Additionally this is what they had to say, “Our characterization of existing Android malware and an evolutionary study of representative apps quite apparently expose a serious threat we face today. Dolefully, existing popular mobile security softwares are still not adept enough to detect such repackaged apps. Hence, it becomes imperative to explore possible solutions that could make a difference”.
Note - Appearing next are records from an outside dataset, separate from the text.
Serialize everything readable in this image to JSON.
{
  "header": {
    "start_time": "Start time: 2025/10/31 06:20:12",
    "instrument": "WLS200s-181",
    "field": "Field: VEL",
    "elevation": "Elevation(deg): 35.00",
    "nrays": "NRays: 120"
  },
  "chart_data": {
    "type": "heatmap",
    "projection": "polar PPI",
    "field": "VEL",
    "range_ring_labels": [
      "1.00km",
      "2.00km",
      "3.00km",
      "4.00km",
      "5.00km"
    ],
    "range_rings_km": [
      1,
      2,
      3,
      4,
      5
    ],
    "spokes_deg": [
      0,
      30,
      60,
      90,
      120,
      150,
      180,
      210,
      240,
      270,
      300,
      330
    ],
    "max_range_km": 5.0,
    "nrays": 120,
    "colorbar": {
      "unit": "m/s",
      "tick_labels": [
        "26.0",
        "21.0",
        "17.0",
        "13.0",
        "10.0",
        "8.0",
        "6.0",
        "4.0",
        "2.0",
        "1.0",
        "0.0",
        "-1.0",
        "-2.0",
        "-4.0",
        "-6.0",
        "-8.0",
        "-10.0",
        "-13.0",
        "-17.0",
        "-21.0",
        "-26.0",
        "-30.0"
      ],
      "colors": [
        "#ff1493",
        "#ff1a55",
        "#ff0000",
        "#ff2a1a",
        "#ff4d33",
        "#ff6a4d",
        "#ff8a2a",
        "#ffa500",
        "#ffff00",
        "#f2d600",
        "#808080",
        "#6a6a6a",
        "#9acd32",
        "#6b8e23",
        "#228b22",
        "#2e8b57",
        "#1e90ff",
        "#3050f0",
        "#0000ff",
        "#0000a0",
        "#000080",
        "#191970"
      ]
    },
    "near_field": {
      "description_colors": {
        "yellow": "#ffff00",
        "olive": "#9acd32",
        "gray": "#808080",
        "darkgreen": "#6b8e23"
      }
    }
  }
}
Interestingly enough, the researchers found that over 36.7% of the Android malware temper the platform-level loop-holes to get the root-access (or in other words, higher permissions).

This apparently exposes the security threat posed by Android, yet again. Due to factors like “Fragmentation”, less monitoring and poor security measures, Android devices have become soft targets for crackers.

Rhetorically speaking, why do we do not have iOS botnets running? Though Apple is criticized for cracking a whip on programmers worldwide in the name of security and compatibility, the imprudent trade-off has actually paid-off.  Google has failed to maintain the much required security decorum. (Steve Jobs would be rolling in his grave with happiness, perhaps!)

The way around to correcting this issue would be quite bumpy mainly due to Android fragmentation. The turn-around time-window is expected to be quite large as each device would need to be healed differently. Moreover, researchers feel that even the most advanced versions of Android lack affluent security measures. For instance, apart from Address Space Layout Randomization (ASLR) which found its way in Android 4.0, inevitable security features like TrustZone and eXecute-Never still stand in the ‘never-ending’ queue.

The analysis also exposed how dynamic loading capabilities of both native code and the ‘Dalvik’ –code are been squeezed by Android malware. Over 45% malware subscribe to premium-rate services by sending background messages and in turn squander your monthly bills, besides providing uncongenial convenience to those despotic cyber-criminals.

The researchers have recommended that a more robust, coarse-grained Android permission model be implemented which includes additional context information that unambiguously informs the user about the plausible intentions of the app.
We do not know if that’s going to be heard by Google anytime soon. Even if it’s heard, it would mark-off the genesis of yet another dairy-product which would remain centralized to only  a bunch of handsets, perhaps iterating the problem over again.
What’s the terminating condition for this loop? Any guesses?